Cronaca

Il tempio Sikh di Pessina compie 15 anni: almeno 3000 persone per festeggiare l’evento

Venne inaugurato nel 2011 dopo vari tentativi andati a vuoto nei comuni limitrofi. Domenica mattina una grande festa nel nome del dialogo interreligioso

Foto e riprese di Gianpaolo Guarneri (Studio B12)

Compie 15 anni il tempio Sikh di Pessina Cremonese. Domenica mattina una grande festa per celebrare la costruzione di uno dei più grandi luoghi di culto in Europa, con la partecipazione di circa 3000 persone provenienti dalla provincia di Cremona, da quelle limitrofe e anche dalla zona di Padova.

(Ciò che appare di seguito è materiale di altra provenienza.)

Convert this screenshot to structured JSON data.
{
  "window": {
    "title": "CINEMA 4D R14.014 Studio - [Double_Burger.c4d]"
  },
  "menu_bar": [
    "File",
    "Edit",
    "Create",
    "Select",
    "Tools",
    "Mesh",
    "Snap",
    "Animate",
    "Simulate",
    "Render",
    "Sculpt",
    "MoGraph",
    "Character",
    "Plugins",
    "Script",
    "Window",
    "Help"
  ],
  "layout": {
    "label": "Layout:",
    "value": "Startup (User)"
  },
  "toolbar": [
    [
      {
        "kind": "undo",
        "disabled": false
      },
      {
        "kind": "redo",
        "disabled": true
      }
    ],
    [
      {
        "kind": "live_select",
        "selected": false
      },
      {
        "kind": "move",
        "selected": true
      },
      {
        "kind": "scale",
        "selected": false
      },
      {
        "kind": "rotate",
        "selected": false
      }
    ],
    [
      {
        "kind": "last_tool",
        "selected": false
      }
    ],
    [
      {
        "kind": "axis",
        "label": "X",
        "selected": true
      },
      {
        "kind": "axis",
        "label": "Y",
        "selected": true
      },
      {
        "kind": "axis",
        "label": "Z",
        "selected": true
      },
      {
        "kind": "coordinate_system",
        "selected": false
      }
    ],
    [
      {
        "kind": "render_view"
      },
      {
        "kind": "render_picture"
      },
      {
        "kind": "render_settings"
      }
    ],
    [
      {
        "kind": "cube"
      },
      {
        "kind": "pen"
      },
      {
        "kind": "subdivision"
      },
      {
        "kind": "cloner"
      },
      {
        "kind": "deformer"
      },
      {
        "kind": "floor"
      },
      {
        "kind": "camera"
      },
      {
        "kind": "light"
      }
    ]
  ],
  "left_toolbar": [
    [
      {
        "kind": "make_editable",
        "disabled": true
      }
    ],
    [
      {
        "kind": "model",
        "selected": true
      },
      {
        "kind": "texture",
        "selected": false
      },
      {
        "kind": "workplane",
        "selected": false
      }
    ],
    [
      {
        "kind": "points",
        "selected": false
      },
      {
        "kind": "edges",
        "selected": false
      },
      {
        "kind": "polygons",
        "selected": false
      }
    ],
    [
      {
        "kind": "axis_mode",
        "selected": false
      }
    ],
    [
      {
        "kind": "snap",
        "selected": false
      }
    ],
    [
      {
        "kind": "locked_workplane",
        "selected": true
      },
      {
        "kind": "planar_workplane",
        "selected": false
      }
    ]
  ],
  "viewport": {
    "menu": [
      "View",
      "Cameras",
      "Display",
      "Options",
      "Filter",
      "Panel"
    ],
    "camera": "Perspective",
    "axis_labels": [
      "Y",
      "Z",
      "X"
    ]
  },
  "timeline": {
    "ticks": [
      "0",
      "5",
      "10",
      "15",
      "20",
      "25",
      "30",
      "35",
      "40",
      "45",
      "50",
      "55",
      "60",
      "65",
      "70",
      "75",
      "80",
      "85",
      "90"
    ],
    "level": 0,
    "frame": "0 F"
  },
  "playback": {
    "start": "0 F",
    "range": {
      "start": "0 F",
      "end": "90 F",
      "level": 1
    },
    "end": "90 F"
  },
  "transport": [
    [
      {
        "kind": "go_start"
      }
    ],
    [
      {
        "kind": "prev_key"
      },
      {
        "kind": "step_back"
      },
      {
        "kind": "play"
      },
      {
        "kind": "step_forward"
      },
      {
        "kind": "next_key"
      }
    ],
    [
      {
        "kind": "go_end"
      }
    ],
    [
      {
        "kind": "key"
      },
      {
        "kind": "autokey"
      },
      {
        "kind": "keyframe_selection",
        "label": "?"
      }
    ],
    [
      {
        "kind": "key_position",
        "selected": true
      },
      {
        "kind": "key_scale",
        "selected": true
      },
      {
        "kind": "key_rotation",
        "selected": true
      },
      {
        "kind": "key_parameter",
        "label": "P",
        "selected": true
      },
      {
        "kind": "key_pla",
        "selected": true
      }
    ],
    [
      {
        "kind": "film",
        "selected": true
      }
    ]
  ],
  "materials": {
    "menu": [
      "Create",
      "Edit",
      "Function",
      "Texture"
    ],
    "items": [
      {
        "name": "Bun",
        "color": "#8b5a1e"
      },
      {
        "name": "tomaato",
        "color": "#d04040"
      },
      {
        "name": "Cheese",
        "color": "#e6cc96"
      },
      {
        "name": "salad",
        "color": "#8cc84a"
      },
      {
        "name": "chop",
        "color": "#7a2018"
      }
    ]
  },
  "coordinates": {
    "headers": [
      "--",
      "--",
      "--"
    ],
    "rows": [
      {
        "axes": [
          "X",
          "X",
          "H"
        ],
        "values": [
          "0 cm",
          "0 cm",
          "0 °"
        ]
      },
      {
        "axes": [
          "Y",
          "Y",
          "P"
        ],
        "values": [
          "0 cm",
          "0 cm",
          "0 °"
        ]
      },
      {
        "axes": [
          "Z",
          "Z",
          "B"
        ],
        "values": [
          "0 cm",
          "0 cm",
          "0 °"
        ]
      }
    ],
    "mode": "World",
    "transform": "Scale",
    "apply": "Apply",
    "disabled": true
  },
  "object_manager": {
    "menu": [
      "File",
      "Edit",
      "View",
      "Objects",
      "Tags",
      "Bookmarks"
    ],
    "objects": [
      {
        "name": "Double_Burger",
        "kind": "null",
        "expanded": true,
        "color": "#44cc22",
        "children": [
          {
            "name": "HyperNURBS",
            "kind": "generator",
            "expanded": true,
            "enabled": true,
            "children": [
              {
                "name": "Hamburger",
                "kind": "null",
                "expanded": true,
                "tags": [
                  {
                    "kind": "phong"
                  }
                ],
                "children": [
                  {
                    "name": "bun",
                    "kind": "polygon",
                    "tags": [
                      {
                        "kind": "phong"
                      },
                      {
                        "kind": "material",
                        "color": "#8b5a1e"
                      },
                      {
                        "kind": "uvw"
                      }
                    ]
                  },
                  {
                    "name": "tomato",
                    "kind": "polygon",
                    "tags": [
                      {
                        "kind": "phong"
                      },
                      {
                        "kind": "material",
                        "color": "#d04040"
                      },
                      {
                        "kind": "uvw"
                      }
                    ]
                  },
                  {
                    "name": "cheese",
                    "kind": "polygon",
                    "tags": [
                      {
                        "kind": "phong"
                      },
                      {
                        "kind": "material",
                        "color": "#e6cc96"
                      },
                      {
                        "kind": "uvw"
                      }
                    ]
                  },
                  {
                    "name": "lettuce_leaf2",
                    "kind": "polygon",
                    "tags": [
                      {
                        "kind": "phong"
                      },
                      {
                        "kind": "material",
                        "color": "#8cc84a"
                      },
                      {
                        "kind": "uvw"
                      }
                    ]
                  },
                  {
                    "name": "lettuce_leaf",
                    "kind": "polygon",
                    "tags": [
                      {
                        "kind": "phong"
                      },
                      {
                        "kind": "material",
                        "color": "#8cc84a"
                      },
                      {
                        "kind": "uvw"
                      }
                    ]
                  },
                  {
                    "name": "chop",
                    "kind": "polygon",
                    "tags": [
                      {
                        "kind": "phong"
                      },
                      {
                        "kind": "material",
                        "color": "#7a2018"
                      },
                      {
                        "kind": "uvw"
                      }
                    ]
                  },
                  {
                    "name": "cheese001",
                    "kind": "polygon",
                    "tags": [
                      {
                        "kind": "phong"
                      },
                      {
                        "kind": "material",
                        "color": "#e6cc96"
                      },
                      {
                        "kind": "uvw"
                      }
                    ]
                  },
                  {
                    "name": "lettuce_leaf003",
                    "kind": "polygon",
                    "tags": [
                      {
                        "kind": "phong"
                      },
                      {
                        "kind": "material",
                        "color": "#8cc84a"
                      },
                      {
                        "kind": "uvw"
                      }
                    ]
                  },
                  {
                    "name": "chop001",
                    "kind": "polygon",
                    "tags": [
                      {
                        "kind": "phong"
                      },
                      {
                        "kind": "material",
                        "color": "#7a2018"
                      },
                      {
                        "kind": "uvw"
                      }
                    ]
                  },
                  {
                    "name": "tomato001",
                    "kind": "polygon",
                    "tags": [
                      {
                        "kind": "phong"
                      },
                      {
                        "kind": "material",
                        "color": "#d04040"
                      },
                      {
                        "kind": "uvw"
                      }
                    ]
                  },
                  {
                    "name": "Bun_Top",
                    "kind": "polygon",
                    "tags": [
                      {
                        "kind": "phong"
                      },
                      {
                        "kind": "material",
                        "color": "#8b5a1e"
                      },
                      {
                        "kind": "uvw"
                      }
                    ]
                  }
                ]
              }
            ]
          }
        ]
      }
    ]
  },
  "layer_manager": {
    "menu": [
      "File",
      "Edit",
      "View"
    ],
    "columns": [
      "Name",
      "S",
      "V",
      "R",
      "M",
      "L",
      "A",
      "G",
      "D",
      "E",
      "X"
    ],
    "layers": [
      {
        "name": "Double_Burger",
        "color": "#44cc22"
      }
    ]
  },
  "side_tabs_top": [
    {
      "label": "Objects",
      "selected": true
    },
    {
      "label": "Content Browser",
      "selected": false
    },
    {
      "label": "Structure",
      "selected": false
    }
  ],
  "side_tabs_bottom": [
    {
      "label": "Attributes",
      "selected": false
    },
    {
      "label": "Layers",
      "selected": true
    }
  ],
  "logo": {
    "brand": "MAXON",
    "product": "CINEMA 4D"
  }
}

La celebrazione ha preso il via alle 10:30, in forma molto più estesa e colorata rispetto ai tradizionali riti domenicali, giornata di riposo per i Sikh impegnati nel lavoro (prevalentemente) nelle campagne della Bassa. Alla presenza del delegato del vescovo Napolioni, il vicario zonale don Antonio Pezzetti e del sindaco di Pessina Odelio Pari, il grande salone (Darbar) del tempio ha accolto uomini, donne e bambini in fila per prostrarsi al Guru Granth Sahib, il testo sacro di 1430 pagine che illustra il cammino mistico a cui è chiamato ogni sincero fedele Sikh, come anche ogni essere umano. In particolare il testo mostra l’importanza per l’adepto della recitazione ininterrotta del Nome del Signore (il Nam), unita al ricordo costante di Dio e all’abbandono incondizionato alla sua volontà. Nei tre giorni precedenti la stanza attigua aveva ospitato la lettura ininterrotta di brani del testo e tra le frasi recitate in lingua Punjabi che hanno accompagnato la cerimonia, sono state portate anche le scuse per gli errori eventualmente commessi nella non semplice lettura di un testo antico.

Il tempio, inaugurato a settembre 2011 e realizzato dalla Comunità Sikh autofinanziandosi, non è solo luogo di culto ma anche centro culturale aperto a tutti. Venne costruito dalla cooperativa La Solidarietà di Gussola su progetto del geometra cremonese Giorgio Mantovani – anche direttore dei lavori – dopo diversi anni di ricerche infruttuose del luogo adatto.
Alla fine venne individuata una porzione di campagna cremonese al confine tra Pessina e Torre de’ Picenardi. “Come cittadini di Pessina – ha ricordato il sindaco Pari, 15 anni fa vice dell’allora primo cittadino Dalido Malaggi –  siamo orgogliosi che si trovi sul nostro territorio. Questo tempio era un vostro sogno e mentre altri comuni dicevano di ‘no’, questo Comune ha detto di sì. La prima domanda era stata fatta nel 2007″, ha aggiunto nel breve discorso terminato con gli auguri a tutta la comunità.

Presente in vece del Vescovo Napolioni, il vicario zonale don Antonio Pezzetti: “Il vescovo mi ha raccomandato di portare il suo saluto perché la libertà religiosa e vivere la religione è qualcosa di fondamentale per ogni uomo e poterlo fare ognuno nella propria è qualcosa che può funzionare. Le religioni, insieme, devono essere sempre più il segno che si può vivere nella pace e costruire la pace.

“Qui potete costruire un luogo dove vivere con le vostre famiglie e guardare avanti, attraverso l’impegno che dalla propria fede ciascuno trovi la forza non solo per lavorare, non solo per pensare a se stesso, ma anche per fare del bene per tutti. E questo porta un po’ di speranza anche in questo tempo, dove tanti sono preoccupati per quello che accade. Noi dobbiamo insieme essere il segno di speranza che si possa vivere in pace e rispettarci al di là delle nostre differenze”.